About the Award Criteria
Judges will be looking for projects, services or facilities which demonstrate exemplary qualities, real effort and achievement, and have the power to inspire change. The Judges will assess the following dimensions of your project:
- Organisational commitment to disability equality
- Involvement of disabled people in the planning, designing, creating and testing of products or services
- Adherence to inclusive design principles
- Outcomes, including the quality of finished products or services, key benefits and user endorsements
- Level of in-built sustainability and/or growth
- Inspirational value and potential impact
Rather than award categories, up to three awards will be given to projects that demonstrate high qualities across all the judging criteria.
Jodi Awards: 2015 winners
The 2015 Awards, the 11th year of awards, were presented by Baroness Campbell at an evening ceremony at the British Library. You can watch an interview with the Baroness here. The winners list includes two innovative and inclusive library services and a groundbreaking new museum promoting worldwide discussion about human rights. Photos of the event can be found here (and below!).
Edinburgh City Libraries supports through new technology the information, learning and employment needs of its blind and partially-sighted users, whilst also linking them to community initiatives and social activity. The project has resulted in over 100 new users to the library service and new classes and reading groups have formed through connections made.
The Judges praised the proactivity and dedication of all involved in the project, and were especially impressed with the growth of the service in a short space of time.
The Finnish Association of the Deaf received an award in recognition of its pioneering new service, The Sign Language eLibrary of Finland. At its launch, this project made available 250 filmed sign language versions of books, and between one and three videos are added to the collection each week.
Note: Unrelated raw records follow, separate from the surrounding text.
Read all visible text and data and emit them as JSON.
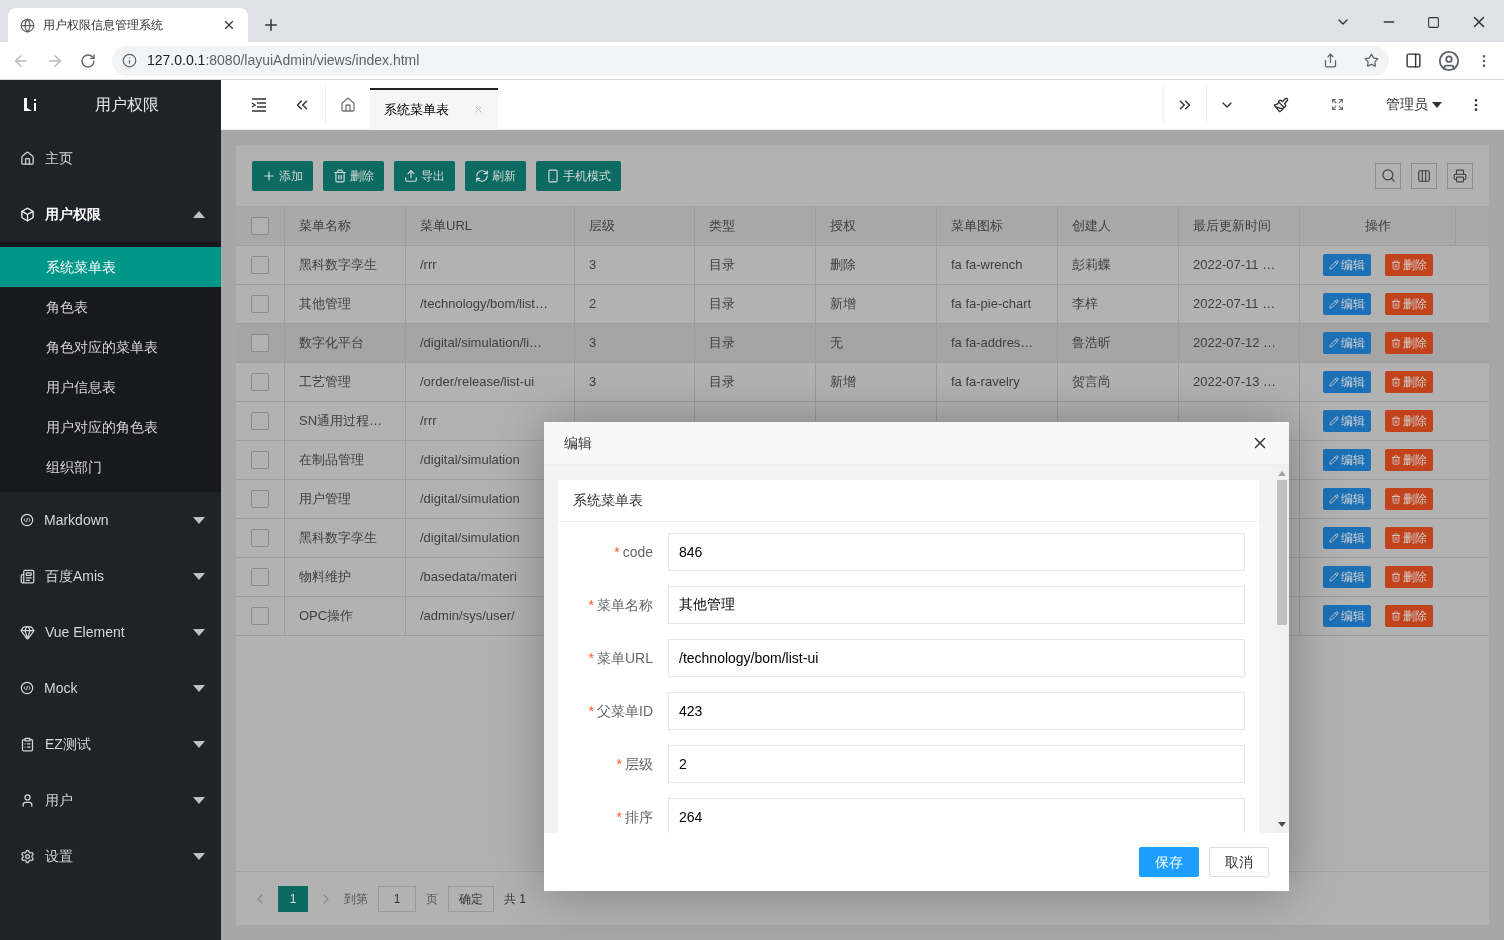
{
  "browser": {
    "tab_title": "用户权限信息管理系统",
    "url_host": "127.0.0.1",
    "url_path": ":8080/layuiAdmin/views/index.html"
  },
  "sidebar": {
    "title": "用户权限",
    "items": [
      {
        "label": "主页",
        "kind": "link"
      },
      {
        "label": "用户权限",
        "kind": "group",
        "expanded": true,
        "children": [
          {
            "label": "系统菜单表",
            "selected": true
          },
          {
            "label": "角色表",
            "selected": false
          },
          {
            "label": "角色对应的菜单表",
            "selected": false
          },
          {
            "label": "用户信息表",
            "selected": false
          },
          {
            "label": "用户对应的角色表",
            "selected": false
          },
          {
            "label": "组织部门",
            "selected": false
          }
        ]
      },
      {
        "label": "Markdown",
        "kind": "group",
        "expanded": false
      },
      {
        "label": "百度Amis",
        "kind": "group",
        "expanded": false
      },
      {
        "label": "Vue Element",
        "kind": "group",
        "expanded": false
      },
      {
        "label": "Mock",
        "kind": "group",
        "expanded": false
      },
      {
        "label": "EZ测试",
        "kind": "group",
        "expanded": false
      },
      {
        "label": "用户",
        "kind": "group",
        "expanded": false
      },
      {
        "label": "设置",
        "kind": "group",
        "expanded": false
      }
    ]
  },
  "header": {
    "tabs": [
      {
        "label": "系统菜单表",
        "selected": true
      }
    ],
    "user": "管理员"
  },
  "toolbar": [
    "添加",
    "删除",
    "导出",
    "刷新",
    "手机模式"
  ],
  "table": {
    "header_checked": false,
    "columns": [
      "菜单名称",
      "菜单URL",
      "层级",
      "类型",
      "授权",
      "菜单图标",
      "创建人",
      "最后更新时间",
      "操作"
    ],
    "rows": [
      {
        "checked": false,
        "hovered": false,
        "cells": [
          "黑科数字孪生",
          "/rrr",
          "3",
          "目录",
          "删除",
          "fa fa-wrench",
          "彭莉蝶",
          "2022-07-11 …"
        ],
        "actions": [
          "编辑",
          "删除"
        ]
      },
      {
        "checked": false,
        "hovered": false,
        "cells": [
          "其他管理",
          "/technology/bom/list…",
          "2",
          "目录",
          "新增",
          "fa fa-pie-chart",
          "李梓",
          "2022-07-11 …"
        ],
        "actions": [
          "编辑",
          "删除"
        ]
      },
      {
        "checked": false,
        "hovered": true,
        "cells": [
          "数字化平台",
          "/digital/simulation/li…",
          "3",
          "目录",
          "无",
          "fa fa-addres…",
          "鲁浩昕",
          "2022-07-12 …"
        ],
        "actions": [
          "编辑",
          "删除"
        ]
      },
      {
        "checked": false,
        "hovered": false,
        "cells": [
          "工艺管理",
          "/order/release/list-ui",
          "3",
          "目录",
          "新增",
          "fa fa-ravelry",
          "贺言尚",
          "2022-07-13 …"
        ],
        "actions": [
          "编辑",
          "删除"
        ]
      },
      {
        "checked": false,
        "hovered": false,
        "cells": [
          "SN通用过程…",
          "/rrr"
        ],
        "actions": [
          "编辑",
          "删除"
        ]
      },
      {
        "checked": false,
        "hovered": false,
        "cells": [
          "在制品管理",
          "/digital/simulation"
        ],
        "actions": [
          "编辑",
          "删除"
        ]
      },
      {
        "checked": false,
        "hovered": false,
        "cells": [
          "用户管理",
          "/digital/simulation"
        ],
        "actions": [
          "编辑",
          "删除"
        ]
      },
      {
        "checked": false,
        "hovered": false,
        "cells": [
          "黑科数字孪生",
          "/digital/simulation"
        ],
        "actions": [
          "编辑",
          "删除"
        ]
      },
      {
        "checked": false,
        "hovered": false,
        "cells": [
          "物料维护",
          "/basedata/materi"
        ],
        "actions": [
          "编辑",
          "删除"
        ]
      },
      {
        "checked": false,
        "hovered": false,
        "cells": [
          "OPC操作",
          "/admin/sys/user/"
        ],
        "actions": [
          "编辑",
          "删除"
        ]
      }
    ]
  },
  "pagination": {
    "pages": [
      {
        "label": "1",
        "selected": true
      }
    ],
    "goto_label": "到第",
    "goto_value": "1",
    "page_unit": "页",
    "confirm": "确定",
    "total": "共 1"
  },
  "dialog": {
    "title": "编辑",
    "section_title": "系统菜单表",
    "fields": [
      {
        "label": "code",
        "value": "846",
        "required_mark": "*"
      },
      {
        "label": "菜单名称",
        "value": "其他管理",
        "required_mark": "*"
      },
      {
        "label": "菜单URL",
        "value": "/technology/bom/list-ui",
        "required_mark": "*"
      },
      {
        "label": "父菜单ID",
        "value": "423",
        "required_mark": "*"
      },
      {
        "label": "层级",
        "value": "2",
        "required_mark": "*"
      },
      {
        "label": "排序",
        "value": "264",
        "required_mark": "*"
      }
    ],
    "buttons": [
      {
        "label": "保存",
        "kind": "primary"
      },
      {
        "label": "取消",
        "kind": "default"
      }
    ]
  }
}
The sign language eLibrary has been accepted as part of the library network in Finland. Not only does it support access to information in sign language, but it strengthens the identity of sign language users and brings Deaf culture to the fore.
Judges praised the national scale of this new project, and commended the positive role it plays in bridging gaps between communities.
The Canadian Museum for Human Rights won an award for its commitment to complete accessibility in every aspect. Canadian Museum of Human Rights mobile app innovationThe museum, located in Winnipeg, opened to the public in September 2014, and through 47,000 square feet of digitally rich mixed-media installations invites visitors to explore the subject of human rights, promoting respect for others and encouraging reflection and dialogue.
Judges praised the focus on seamless integration across the site, acknowledging that this museum stands out as a beacon of excellence in digital inclusivity, not only in Canada but worldwide.